Karl Nolle, MdL

Agenturen dpa/sn, 13:59 Uhr, 06.11.2004

Schwarz-Rot in Sachsen: Union stimmt notgedrungen für Macht-Teilung

 
Dresden (dpa/sn) - Die Stimme von Sachsens CDU-Parteichef und Ministerpräsident Georg Milbradt wurde am Samstag auf dem Dresdner Sonderparteitag der Union immer heiserer. Die Diskussion um die Schlappe bei der Landtagswahl am 19. September fiel am Ende jedoch aus. Auch der Widerstand gegen den Koalitionsvertrag mit der SPD hielt sich in Grenzen. Nach reichlich zwei Stunden hatten die Christdemokraten notgedrungen ein Dokument abgesegnet, dass ihre bislang uneingeschränkte Machtfülle beschneidet. Erstmals dürfen im Freistaat andere mitregieren.

Im Vorfeld des Parteitages war spekuliert worden, dass die «Jungen Wilden» in der CDU und die Anhänger von Ex-Ministerpräsident Kurt Biedenkopf zum Angriff auf Milbradt blasen könnten. Den früheren Finanzminister hatte Biedenkopf einst als «miserablen Politiker» bezeichnet und Anfang 2001 aus seinem Kabinett entfernt. Den späteren Aufstieg Milbradts zum Partei- und Regierungschef konnte «König Kurt» aber nicht bremsen.

Zuletzt hatten sich jedoch Zweifel an der Führungsstärke von Milbradt gemehrt. Besorgte Parteifreunde aus der Kleinstadt Großenhain brachten es auf den Punkt: Dem Ministerpräsidenten sei es im Wahlkampf nicht gelungen, die «Herzen der Menschen zu erreichen», schrieben sie in einem Brief an ihren Kreisverband und stellten gleich noch die Frage, ob «es mit dem derzeitigen Parteivorsitzenden von Zukunft gelingen kann, Wahlen zu gewinnen».

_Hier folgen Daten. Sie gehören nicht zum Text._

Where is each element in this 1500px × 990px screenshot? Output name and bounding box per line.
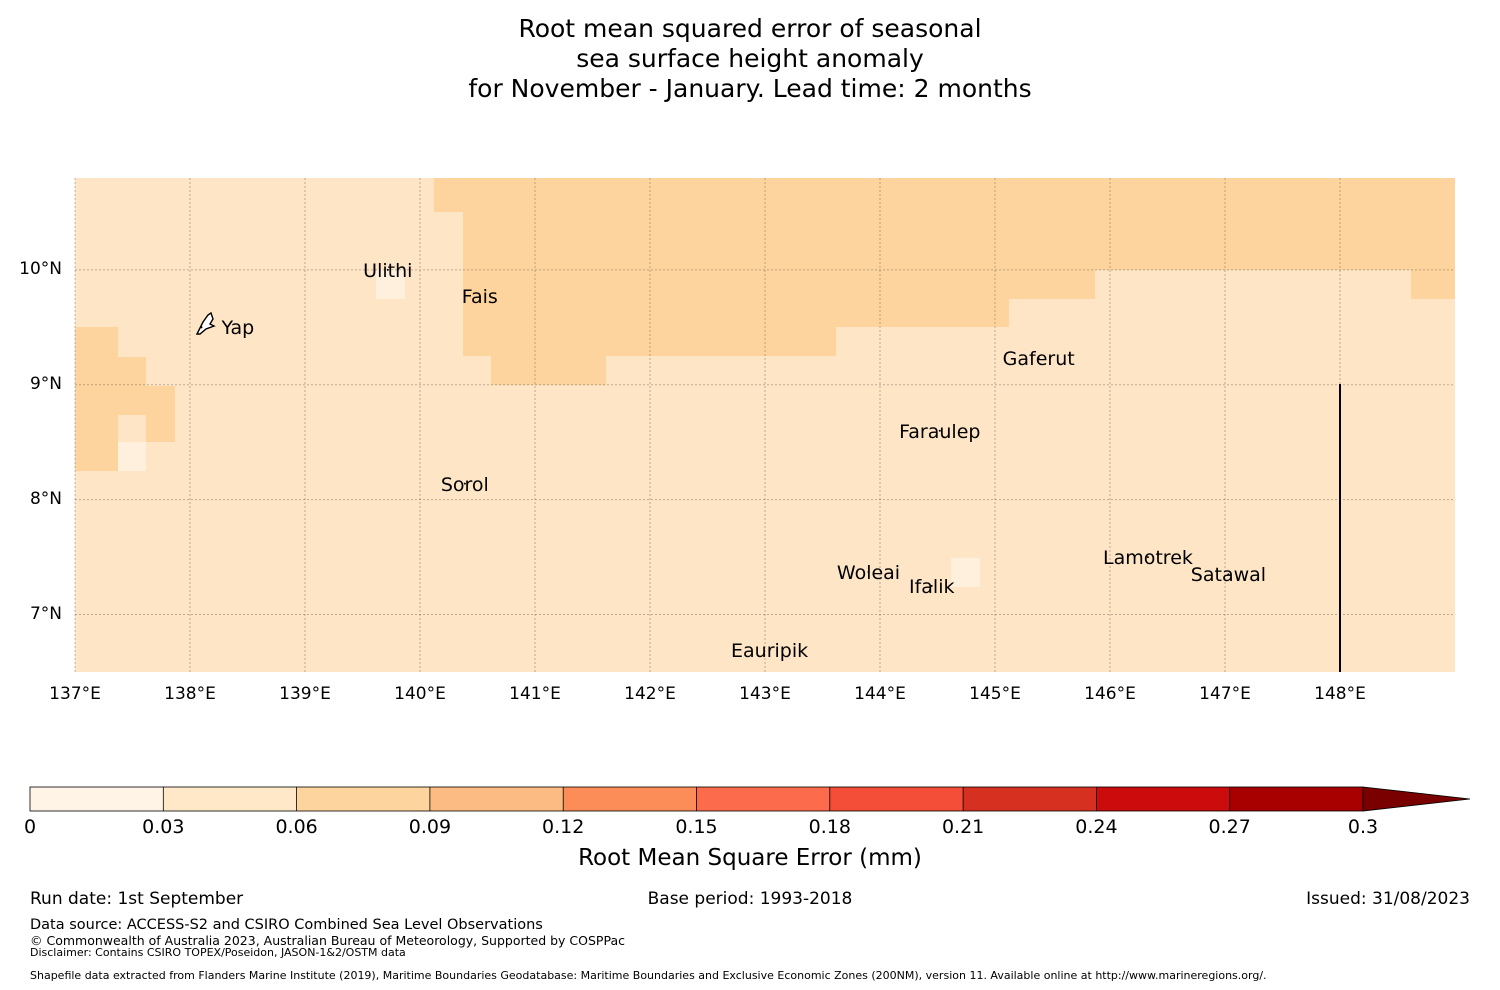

Auch sieben Wochen nach dem Debakel mit 15,8 Prozentpunkten Stimmenverlust war Milbradt die Anspannung anzumerken. Knapp eine Stunde redete er auf seine Parteifreunde ein, appellierte an die Einheit der CDU und warnte davor, «unnötig Porzellan zu zerschlagen». Den ausgehandelten Vertrag verteidigte er wortreich, vor allem die Passage um die Aufteilung der Ministerien - für viele CDU-Mitglieder der Knackpunkt. Dass Milbradt im Vier-Augen-Gespräch mit SPD-Chef Thomas Jurk auf die Ressorts Wirtschaft sowie Wissenschaft und Kunst verzichtet hatte, empfanden nicht wenige als besondere Kränkung.

Die unter Punkt 5 der Tagesordnung anberaumte Debatte wurde aber dann doch nicht zur Generalaussprache, sondern verkam zur Klamotte. Der für verbale Ausfälle bekannte Ex-Parlamentarier Volker Schimpff ärgerte sich darüber, dass die CDU im Wahlkampf das Geiseldrama von Beslan nicht thematisiert habe. Damals hätten die Bürger mit einem Plakat nach dem Motto «Bei uns in Sachsen werden Geiselnehmer erschossen» beruhigt werden müssen. Das sei doch schließlich «Kern sächsischer Sicherheitspolitik». Justizminister Thomas de Maizière stellte daraufhin klar, dass im Freistaat auch künftig alles mit rechten Dingen zugeht.